Germany Quietly Plans Heating Fuel Price Relief

The German government is advocating for adjustments to the upcoming European carbon pricing system for heating and transportation, aiming to mitigate potential price shocks and maintain European unity. Environment and Climate Protection Minister Carsten Schneider articulated the rationale behind this push, stating the success of the carbon price hinges on a gradual increase, allowing citizens and businesses sufficient time and opportunity to transition to climate-friendly alternatives.

A joint letter, signed by Germany and 14 other EU member states, sent to the European Commission on June 25th, calls for a swift examination of additional safeguards against potential energy price volatility. Proposed measures include expanding the planned “market stability reserve” to release additional carbon allowances, thus moderating price surges. The possibility of implementing an effective price cap is also under consideration.

The move has drawn criticism from within Germany.

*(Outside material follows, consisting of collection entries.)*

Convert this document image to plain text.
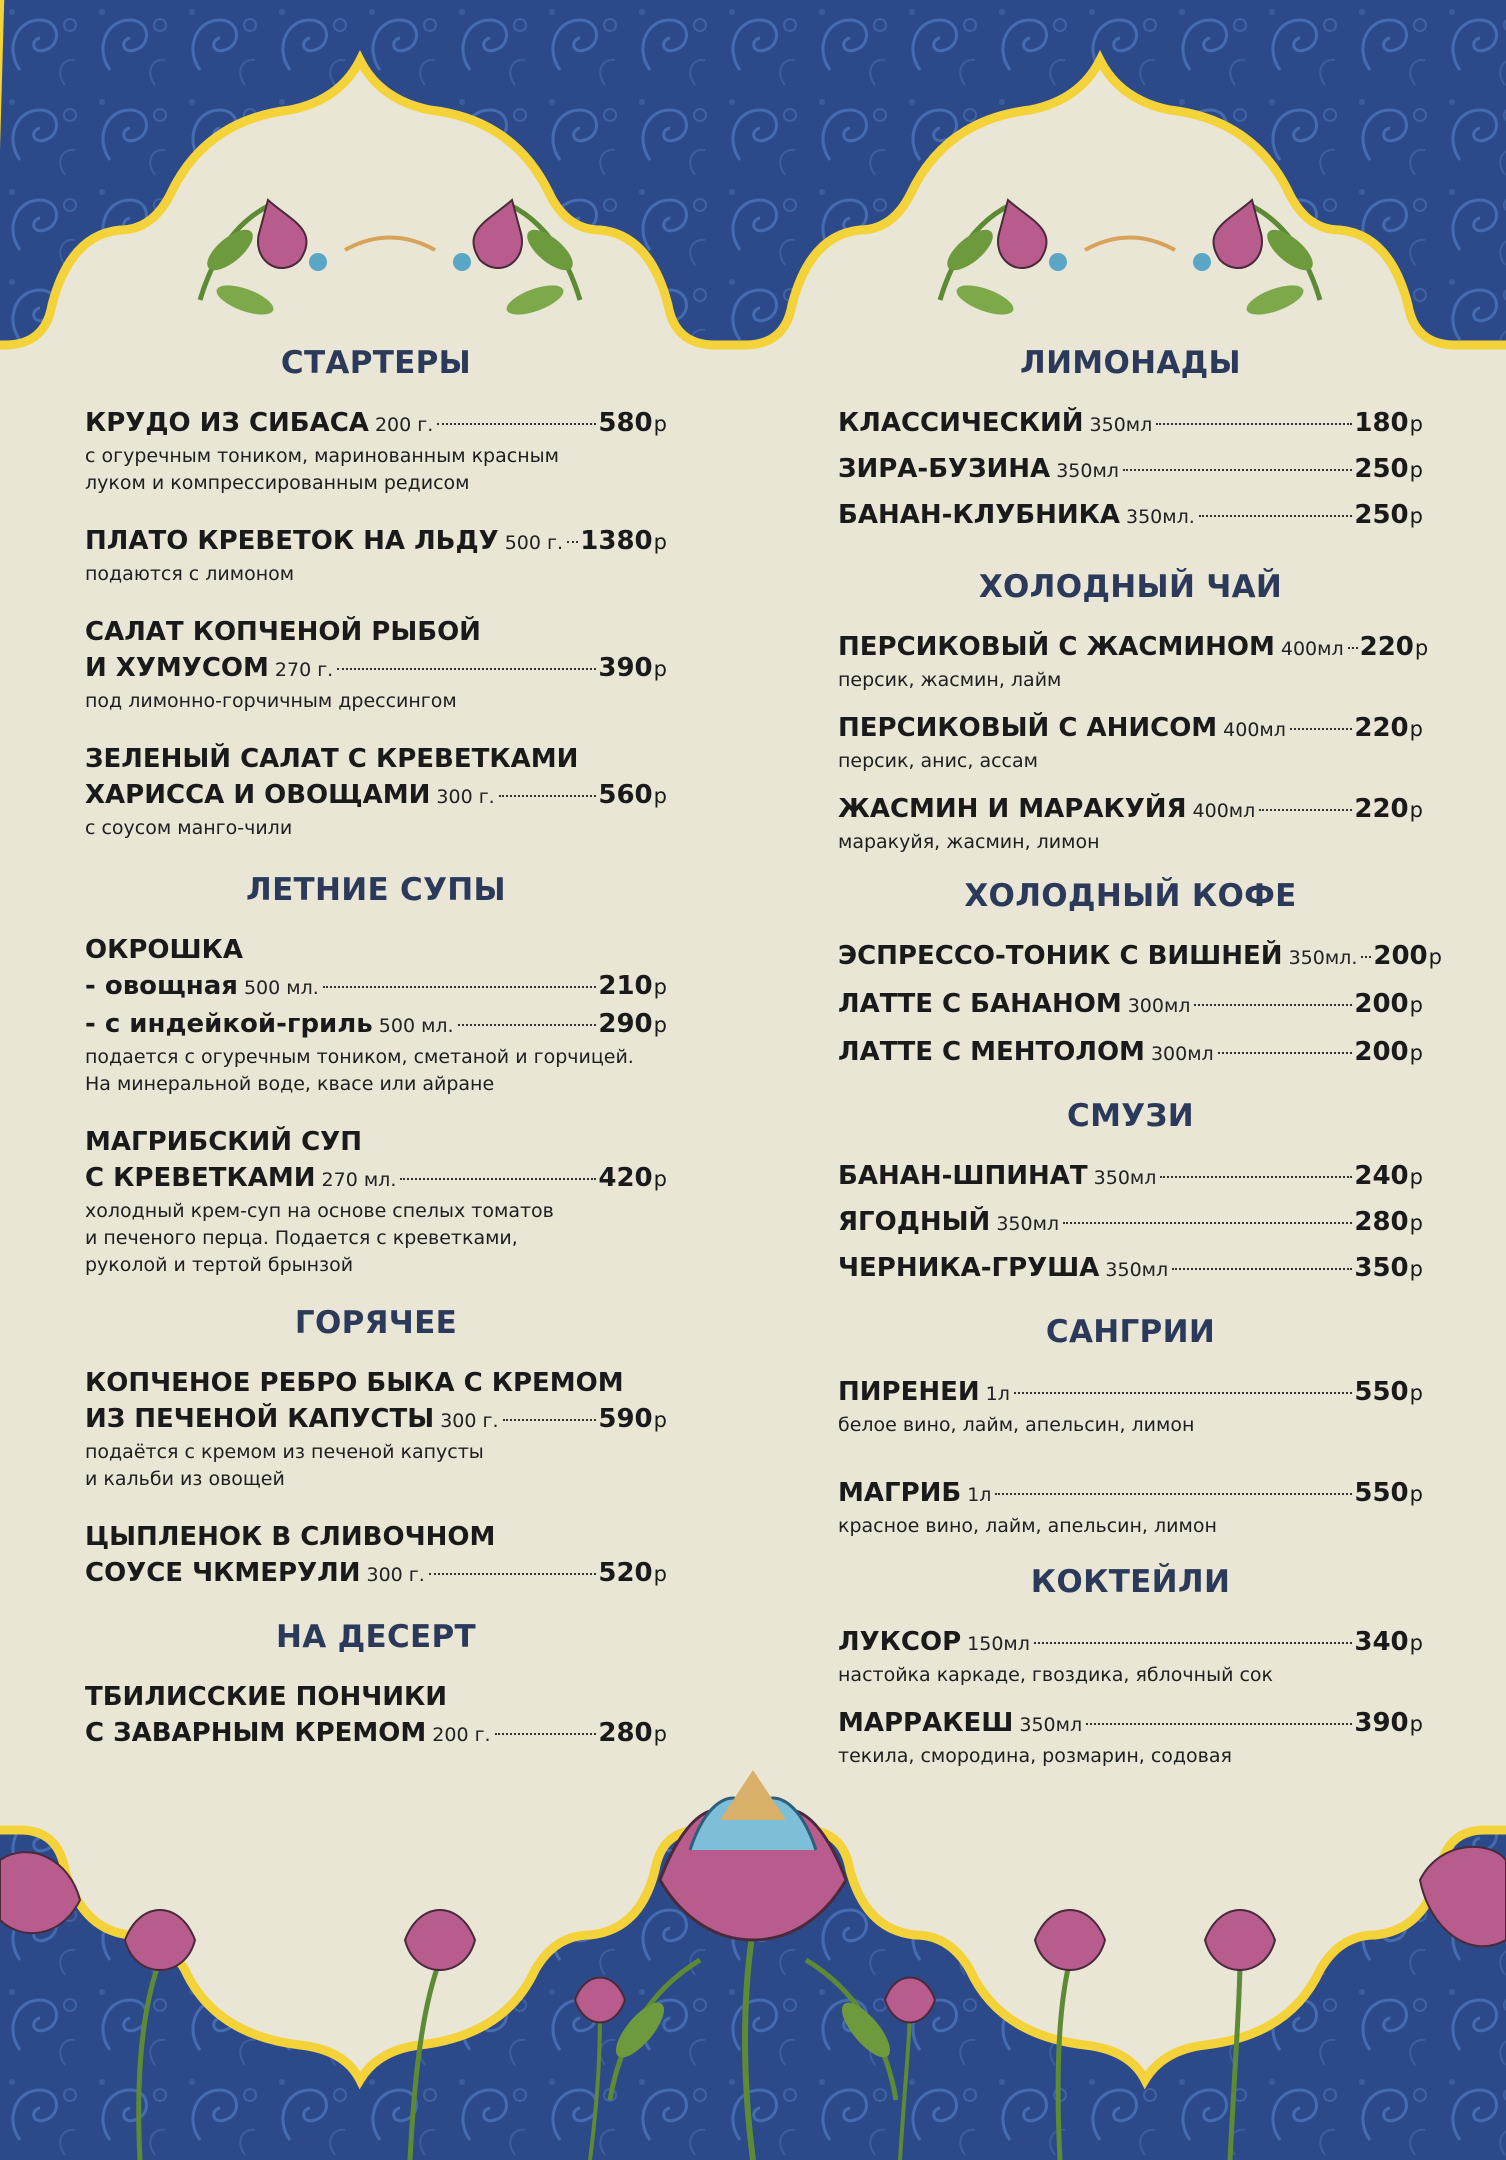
СТАРТЕРЫ
КРУДО ИЗ СИБАСА 200 г.	580 р
с огуречным тоником, маринованным красным
луком и компрессированным редисом
ПЛАТО КРЕВЕТОК НА ЛЬДУ 500 г. 1380 р
подаются с лимоном
САЛАТ КОПЧЕНОЙ РЫБОЙ
И ХУМУСОМ 270 г.	390 р
под лимонно-горчичным дрессингом
ЗЕЛЕНЫЙ САЛАТ С КРЕВЕТКАМИ
ХАРИССА И ОВОЩАМИ 300 г.	560 р
с соусом манго-чили
ЛЕТНИЕ СУПЫ
ОКРОШКА
- овощная 500 мл.	210 р
- с индейкой-гриль 500 мл.	290 р
подается с огуречным тоником, сметаной и горчицей.
На минеральной воде, квасе или айране
МАГРИБСКИЙ СУП
С КРЕВЕТКАМИ 270 мл.	420 р
холодный крем-суп на основе спелых томатов
и печеного перца. Подается с креветками,
руколой и тертой брынзой
ГОРЯЧЕЕ
КОПЧЕНОЕ РЕБРО БЫКА С КРЕМОМ
ИЗ ПЕЧЕНОЙ КАПУСТЫ 300 г.	590 р
подаётся с кремом из печеной капусты
и кальби из овощей
ЦЫПЛЕНОК В СЛИВОЧНОМ
СОУСЕ ЧКМЕРУЛИ 300 г.	520 р
НА ДЕСЕРТ
ТБИЛИССКИЕ ПОНЧИКИ
С ЗАВАРНЫМ КРЕМОМ 200 г.	280 р
ЛИМОНАДЫ
КЛАССИЧЕСКИЙ 350мл	180 р
ЗИРА-БУЗИНА 350мл	250 р
БАНАН-КЛУБНИКА 350мл.	250 р
ХОЛОДНЫЙ ЧАЙ
ПЕРСИКОВЫЙ С ЖАСМИНОМ 400мл 220 р
персик, жасмин, лайм
ПЕРСИКОВЫЙ С АНИСОМ 400мл	220 р
персик, анис, ассам
ЖАСМИН И МАРАКУЙЯ 400мл	220 р
маракуйя, жасмин, лимон
ХОЛОДНЫЙ КОФЕ
ЭСПРЕССО-ТОНИК С ВИШНЕЙ 350мл. 200 р
ЛАТТЕ С БАНАНОМ 300мл	200 р
ЛАТТЕ С МЕНТОЛОМ 300мл	200 р
СМУЗИ
БАНАН-ШПИНАТ 350мл	240 р
ЯГОДНЫЙ 350мл	280 р
ЧЕРНИКА-ГРУША 350мл	350 р
САНГРИИ
ПИРЕНЕИ 1л	550 р
белое вино, лайм, апельсин, лимон
МАГРИБ 1л	550 р
красное вино, лайм, апельсин, лимон
КОКТЕЙЛИ
ЛУКСОР 150мл	340 р
настойка каркаде, гвоздика, яблочный сок
МАРРАКЕШ 350мл	390 р
текила, смородина, розмарин, содовая
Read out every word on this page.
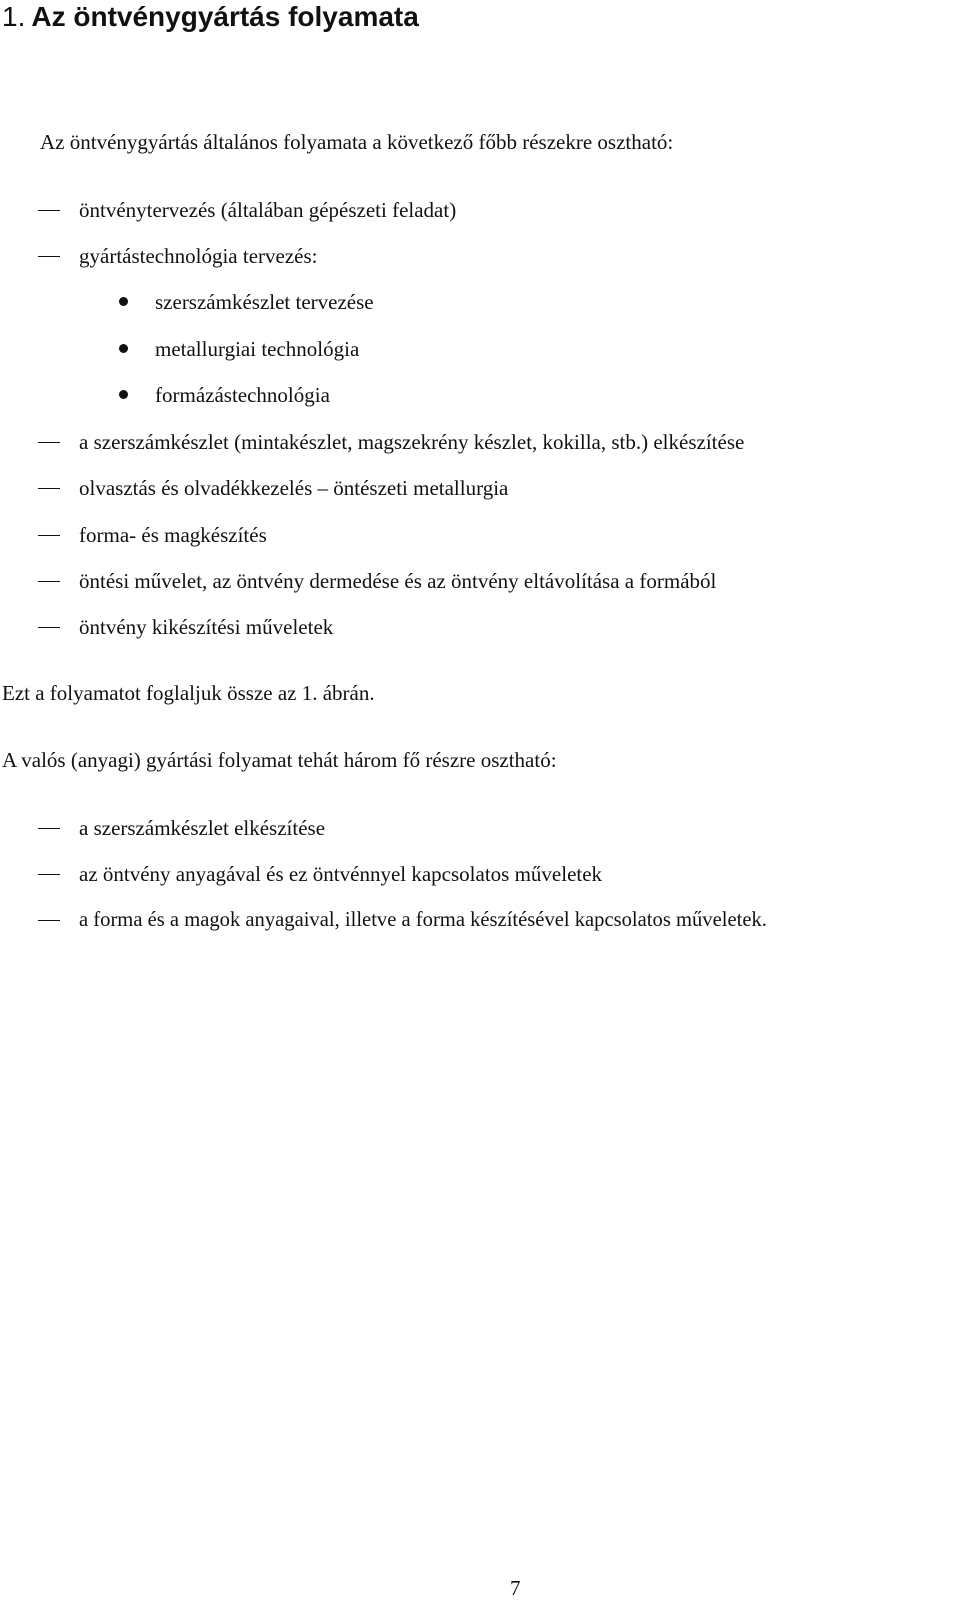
1. Az öntvénygyártás folyamata

Az öntvénygyártás általános folyamata a következő főbb részekre osztható:

öntvénytervezés (általában gépészeti feladat)
gyártástechnológia tervezés:
szerszámkészlet tervezése
metallurgiai technológia
formázástechnológia
a szerszámkészlet (mintakészlet, magszekrény készlet, kokilla, stb.) elkészítése
olvasztás és olvadékkezelés – öntészeti metallurgia
forma- és magkészítés
öntési művelet, az öntvény dermedése és az öntvény eltávolítása a formából
öntvény kikészítési műveletek

Ezt a folyamatot foglaljuk össze az 1. ábrán.

A valós (anyagi) gyártási folyamat tehát három fő részre osztható:

a szerszámkészlet elkészítése
az öntvény anyagával és ez öntvénnyel kapcsolatos műveletek
a forma és a magok anyagaival, illetve a forma készítésével kapcsolatos műveletek.
7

The CDU’s Economic Council sharply condemned the proposed alterations, arguing that restricting the functionality of the Emissions Trading System (ETS) undermines climate protection efforts. They insisted the planned implementation of the ETS systems for heating and transportation must proceed as scheduled to ensure the feasibility of European and German climate targets.

While acknowledging valid arguments for introducing a price corridor, prominent ETS expert Michael Pahle from the Potsdam Institute for Climate Impact Research (PIK) cautioned against weakening the system’s effectiveness. He warned that prices negotiated through political compromise could be set too low to deliver meaningful results.

To address this concern, PIK experts propose the establishment of a new, independent institution-akin to a European Central Bank for carbon allowances. This body would be responsible for defining and maintaining a stable price corridor, fostering reliability and predictability within the market. According to Pahle, the benefits of such an institution are readily apparent.